Gericht erlaubt Fackelumzug

Ein problematisches Signal

05:22 Minuten
Zwei aneinanderstoßende, brennende Fackeln in der Nacht.
Fackeln an sich haben keine nationalsozialistische Symbolik. Doch es kommt auf den Zusammenhang an, sagt Liane Bednarz. © Getty Images / iStockphoto /Niko Cingaryuk
Audio herunterladen
In Brandenburg hält die rechtsextreme Splitterpartei Der Dritte Weg einen Umzug mit Fackeln ab – gerichtlich genehmigt. "Problematisch" findet die Juristin Liane Bednarz, dass das Gericht einen wichtigen Zusammenhang nicht hergestellt habe.
Der Brandenburger Verfassungsschutz zeigt sich beunruhigt über die fortschreitende Radikalisierung von Protesten gegen die Corona-Schutzmaßnahmen der Regierung. Behördenchef Jörg Müller sieht eine „steigende Zahl von Teilnehmern“ und „Hinweise, dass bekannte Einzelpersonen, Rechtsextremisten und Gruppen versuchen, in ihrem Gebiet die normale Bevölkerung unter Ausnutzung des Themas Corona zu radikalisieren“.

Die Symbolik von Fackeln

Unter dem Motto „Wittstock sagt Nein zur Corona-Diktatur“ versammelten sich am Mittwoch mehrere hundert Menschen in der brandenburgischen Stadt – auch mit Fackeln. Die rechtsextreme Splitterpartei Der Dritte Weg hatte sich zuvor gerichtlich gegen ein Fackelverbot gewehrt. Das Berlin-Brandenburgische Oberverwaltungsgericht gab ihr Recht.
Die Versammlungsfreiheit sei ein sehr weitgehendes Grundrecht, betont die Juristin und Publizistin Liane Bednarz. Aber: „Mir leuchtet die Begründung des Oberverwaltungsgerichts nicht ein, was die Fackeln anbelangt“. Danach haben diese „für sich genommen keinen nationalsozialistischen Symbolgehalt“. In dem konkreten Kontext mit der Partei indes hätte das Gericht nach Bednarz‘ Auffassung anders entscheiden sollen.

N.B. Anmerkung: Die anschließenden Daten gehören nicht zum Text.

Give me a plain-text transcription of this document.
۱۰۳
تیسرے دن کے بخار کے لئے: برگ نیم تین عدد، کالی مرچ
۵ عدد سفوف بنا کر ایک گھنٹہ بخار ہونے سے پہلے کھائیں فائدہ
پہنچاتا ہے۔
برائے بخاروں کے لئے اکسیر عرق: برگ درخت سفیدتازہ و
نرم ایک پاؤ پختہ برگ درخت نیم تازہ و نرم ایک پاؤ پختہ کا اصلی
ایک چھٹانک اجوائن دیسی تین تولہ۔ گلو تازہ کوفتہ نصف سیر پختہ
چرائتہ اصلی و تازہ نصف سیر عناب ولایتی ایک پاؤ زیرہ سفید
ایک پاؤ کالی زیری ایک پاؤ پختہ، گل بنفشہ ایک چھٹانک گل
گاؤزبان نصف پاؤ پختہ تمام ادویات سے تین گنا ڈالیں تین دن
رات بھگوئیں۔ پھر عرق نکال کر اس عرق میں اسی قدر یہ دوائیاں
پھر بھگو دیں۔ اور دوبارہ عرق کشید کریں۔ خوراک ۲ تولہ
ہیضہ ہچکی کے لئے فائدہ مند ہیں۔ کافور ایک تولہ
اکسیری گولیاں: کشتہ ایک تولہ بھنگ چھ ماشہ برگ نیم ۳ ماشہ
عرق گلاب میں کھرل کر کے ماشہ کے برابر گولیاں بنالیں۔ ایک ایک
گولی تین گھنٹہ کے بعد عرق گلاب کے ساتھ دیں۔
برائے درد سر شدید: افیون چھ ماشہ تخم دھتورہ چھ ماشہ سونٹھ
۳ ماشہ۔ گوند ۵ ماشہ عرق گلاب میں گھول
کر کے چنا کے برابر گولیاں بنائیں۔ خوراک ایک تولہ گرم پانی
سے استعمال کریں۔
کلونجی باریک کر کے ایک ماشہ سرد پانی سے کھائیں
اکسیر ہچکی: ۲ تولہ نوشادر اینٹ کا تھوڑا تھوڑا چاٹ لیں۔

Partei Der Dritte Weg von Nationalsozialismus geprägt

Schließlich gehe aus dem Verfassungsschutzbericht 2020 hervor, dass Der Dritte Weg „eine allumfassende Ausrichtung des individuellen Lebensstils an der nationalsozialistischen Weltanschauung“ einfordere.

Das ist eine Partei, die laut Verfassungsschutz vom historischen Nationalsozialismus geprägt ist – und dann sagt das Oberverwaltungsgericht, Fackeln hätten für sich genommen keinen nationalsozialistischen Symbolgehalt und zieht dann aber nicht den Connex, dass es vielleicht bei einer Demo des Dritten Weges doch so sein könnte.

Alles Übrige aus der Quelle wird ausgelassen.